Galleria Poggiali presenta la prima personale italiana di Basil Kincaid. L’artista, esperto nell’assemblaggio di frammenti di trapunte, è in mostra con The Rolling Fields to My House. A Milano dal 15 settembre al al 20 novembre 2021.
Ogni mondo ha il suo linguaggio. Questo insieme di simboli, codici e costumi contribuiscono a formare l’essenza della realtà a cui appartengono. Così facendo gli strumenti del mondo che prenderemo in analisi diventano allo stesso tempo colonne portanti e ingranaggi di questa dimensione.
In modo analogo, Basil Kincaid (1986, St. Louis, Missouri) si concentra su come il luogo in cui ci troviamo modelli la nostra prospettiva, la nozione di appartenenza e il modo in cui ci percepiamo. La prima personale italiana dell’artista è ora allestita nella sede milanese della Galleria Poggiali.
Attraverso collage, fotografie, installazioni, performance e soprattutto con la tecnica del quilting (assemblaggio di frammenti di trapunte) – realizzate con materiali trovati, recuperati e donati – Basil Kincaid interroga i costumi sociali mentre disegna tessuti culturali alternativi. In particolare in The Rolling Fields to My House, Kincaid utilizza la pratica del “world building” – ovvero della creazione di un mondo immaginario completamente nuovo per creare un senso di appartenenza. Le trapunte, le sculture e i disegni esposti in mostra rappresentano un linguaggio unico, personale ed estremamente legato alla storia dell’artista.
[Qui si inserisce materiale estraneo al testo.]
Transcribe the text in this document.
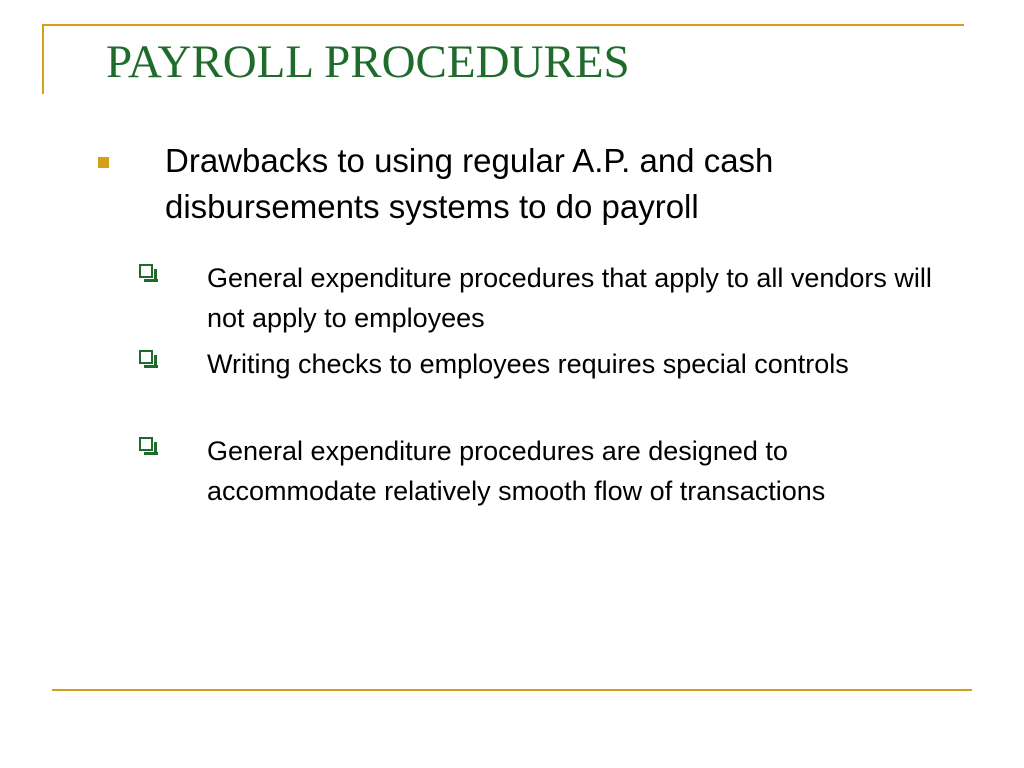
PAYROLL PROCEDURES
Drawbacks to using regular A.P. and cash disbursements systems to do payroll
General expenditure procedures that apply to all vendors will not apply to employees
Writing checks to employees requires special controls
General expenditure procedures are designed to accommodate relatively smooth flow of transactions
L’entità nera che appare in queste opere rappresenta infatti una versione ancestrale di sé stesso e dell’osservatore; un testimone onnisciente in sintonia con tutte le versioni di sé attraverso le proprie dimensioni esponenziali.
Anche la pratica della trapuntatura ha una lunga storia nella sua famiglia, che si tramanda da oltre 7 generazioni. Il quilting, all’interno della tradizione culturale nera, è sempre servito come uno spazio rivoluzionario di gioia, coraggio e comunità in diretto contrasto con la sottomissione sociale e finanziaria.
“È un modo per onorare i miei predecessori mentre affronto le domande e le preoccupazioni su dove sono, siamo, oggi. È un modo per restaurare e ricostruire con l’intraprendenza insita dentro di noi”.